10/19 – 15 km
We made it!
pc: Patrick the German
Cape Reinga, the northern terminus of the Te Araroa, is spectacular. A lighthouse overlooks the colliding of the Pacific Ocean and the Tasman Sea; one turquoise, one dark smoky blue. There is not a defined line, but a patchwork of the two pieced by the surging currents. Marching lines of waves come from two directions, exploding in massive collapsing geysers when the opposing rollers meet.
It only took us 3 hitches over 2 hours to get here. The first out of Kaitaia took the longest, long enough to begin to despair, but before much damage was done to morale a little red car whipped onto the shoulder. Inside we met a chatty man taking his chatty daughter to school. “I’m quite keen on robots.
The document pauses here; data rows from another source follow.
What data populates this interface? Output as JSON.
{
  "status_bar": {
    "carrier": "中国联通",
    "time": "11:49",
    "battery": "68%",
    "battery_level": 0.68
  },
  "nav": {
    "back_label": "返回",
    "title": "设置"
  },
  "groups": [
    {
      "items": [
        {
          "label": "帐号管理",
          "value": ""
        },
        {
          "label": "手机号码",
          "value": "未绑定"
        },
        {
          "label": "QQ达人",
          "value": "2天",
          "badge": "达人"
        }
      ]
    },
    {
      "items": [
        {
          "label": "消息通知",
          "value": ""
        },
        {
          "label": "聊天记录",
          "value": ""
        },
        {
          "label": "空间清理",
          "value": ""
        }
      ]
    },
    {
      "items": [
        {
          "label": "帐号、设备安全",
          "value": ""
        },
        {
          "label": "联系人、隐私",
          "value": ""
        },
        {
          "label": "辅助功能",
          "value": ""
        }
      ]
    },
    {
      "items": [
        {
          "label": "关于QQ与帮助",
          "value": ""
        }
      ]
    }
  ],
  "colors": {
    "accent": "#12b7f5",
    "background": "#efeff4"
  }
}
I’m going to have a robot fox for a pet” she announced. “I’m doing the dishes once a week for $5, and after, let’s see, 8 weeks, I’ll have…” “Wait a minute, wait a minute,” corrected the dad good naturedly. “It’s every night for a week.” The girl rattled on, compounding her projected earnings, unperturbed by the perceived differences in the contract. “Anyway,” said the dad to us, “just so you know, there have been some problems with people getting into cars, and when they get out, the guy drives off with their bags still in. Now, you guys put your bags in my car because I’m an honest bloke, din’t cha, but not everyone’s honest.” My horrified thought in reply was, no, we put our bags in your car because I never would have conceived of anyone driving off with the bags. He dropped us at his turn off, and we were promptly picked up by Sandra, en-route for her bi-weekly grandbaby visit. After some small talk, she warned us of the same drive-off trend. Yikes! At the next drop off we formulated a plan to always have someone in the car chatting up the driver until all the bags were out, and hope that they weren’t willing to break into kidnapping to support their petty thievery. (Just kidding, Mom!)
Our third ride was a white Volkswagen and a German named Patrick with a great playlist. “I am German, so I have a lead foot,” he explained unapologetically as he slalomed the curves. “I haven’t figured out if the numbers posted are laws or suggestions.” We have a wonderful trading of stories as the countryside out of the windows gets wilder. I am riding shotgun, and the driver is on the right- I guess this is what the perspective will be to ride in a driverless car?
Reinga is believed to be a place where the spirits leave this world. It certainly feels like a sacred and magical place. The dramatic bare rock end of the cape sticks out into the ocean like a skeletal spine, with one stunted improbable tree growing at the tip. The tradition says that the tree’s roots weave the steps that the spirits descend into the roiling waters.
After soaking in the beauty of the northernmost point, we locate the start of the first track and commence walking south.
The 12 km is a mix of beaches and forested headlands, with pockets of clay badlands and massive sand dunes.
The tide is fairly high, so there is one scrambling section to stay out of the breakers.
We all dunk our head in a fresh water stream running into the ocean, at Parker’s dare. It’s a shockingly refreshing suggestion.
There is a variety of beach grasses, and some of them look like fur pelts. I imagine the huge beasts asleep that we are sneaking past.
We find a high camp between beaches, with a great overview of the start of 90 mile beach (so named, we learned from Patrick the German, because on horseback it took 3 days, and it was optimistically estimated one horseback day covered 30 miles; the beach is, in fact, only about 54 miles). Parker is stoked.